Health Care Costs Rising, But Still No Website for Massachusetts Consumers to Compare Provider Costs
State officials have not lived up to mandates to maintain a website for consumers to compare pricing for medical procedures and doctor’s visits.
The Boston Globe detailed the problems with the website development this week. Meanwhile, the state’s Health Policy Commission recently released its “2015 Cost Trends Report.” The report noted less competition is driving rising health care costs, not higher quality care or other common measures of value.
Attorney David White, consumer advocate, said, “It is unfortunate that the Commonwealth is failing to get basic information to consumers. Health care costs vary so significantly from provider to provider. Consumers need every bit of help they can get to reduce the costs of care.”
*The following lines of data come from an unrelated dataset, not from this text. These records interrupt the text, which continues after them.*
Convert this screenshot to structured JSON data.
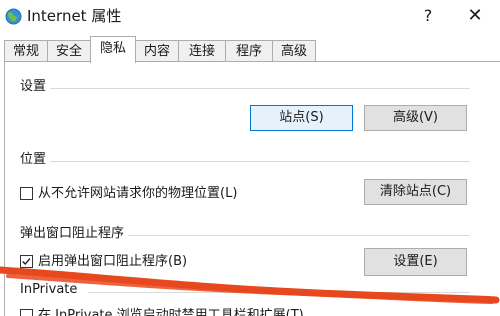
{
  "window": {
    "title": "Internet 属性",
    "help_label": "?",
    "close_label": "✕",
    "icon": "globe-icon"
  },
  "tabs": [
    {
      "label": "常规",
      "active": false
    },
    {
      "label": "安全",
      "active": false
    },
    {
      "label": "隐私",
      "active": true
    },
    {
      "label": "内容",
      "active": false
    },
    {
      "label": "连接",
      "active": false
    },
    {
      "label": "程序",
      "active": false
    },
    {
      "label": "高级",
      "active": false
    }
  ],
  "settings": {
    "heading": "设置",
    "sites_button": "站点(S)",
    "advanced_button": "高级(V)"
  },
  "location": {
    "heading": "位置",
    "checkbox_label": "从不允许网站请求你的物理位置(L)",
    "checked": false,
    "clear_sites_button": "清除站点(C)"
  },
  "popup_blocker": {
    "heading": "弹出窗口阻止程序",
    "checkbox_label": "启用弹出窗口阻止程序(B)",
    "checked": true,
    "settings_button": "设置(E)"
  },
  "inprivate": {
    "heading": "InPrivate",
    "checkbox_partial_label": "在 InPrivate 浏览启动时禁用工具栏和扩展(T)"
  },
  "colors": {
    "scribble": "#e8481d",
    "accent": "#0078d7"
  }
}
White also said, “A very serious issue is how steeply costs vary between facilities for the same procedures. The report demonstrates that the fancy, expensive hospitals do not, on average, deliver significantly better care.”
The state’s health care reform law of 2006 required a website be established to inform the public about health care cost and quality of care. The website was also included in 2012 legislation. While there have been websites launched, no website is currently available.
As a result, consumers have no central resource to research the costs of a medical procedure or a doctor’s visit at different medical facilities. Pricing cannot be a factor in their decision-making process. The state’s Center for Health Information and Analysis is still deciding what information to include in the website, The Globe reported.
What Consumers Can Do
Many consumers can access some pricing information through websites developed by their health care plans. Contact your health insurance company by telephone if you cannot find your plan’s site. Insurers were required to launch websites by the state, but only members can access these databases, which may be limited. Even the Massachusetts Association of Health Plans supports a state-run website to validate the information.
Consumers should also be able to contact a hospital or doctor’s office and request pricing in advance. This will take longer than simply searching a website, but it may be worth your time if you are scheduling a medical procedure or tests. Prices and the quality of care vary widely. For example, maternity care for low-risk pregnancies can cost $9,722 some hospitals compared to $18,500 at Massachusetts General Hospital in Boston.
“You have the right to find out what your procedures will cost,” Attorney White said. “Be an advocate for yourself: Ask to see the price list that the doctors and hospitals are required to provide.”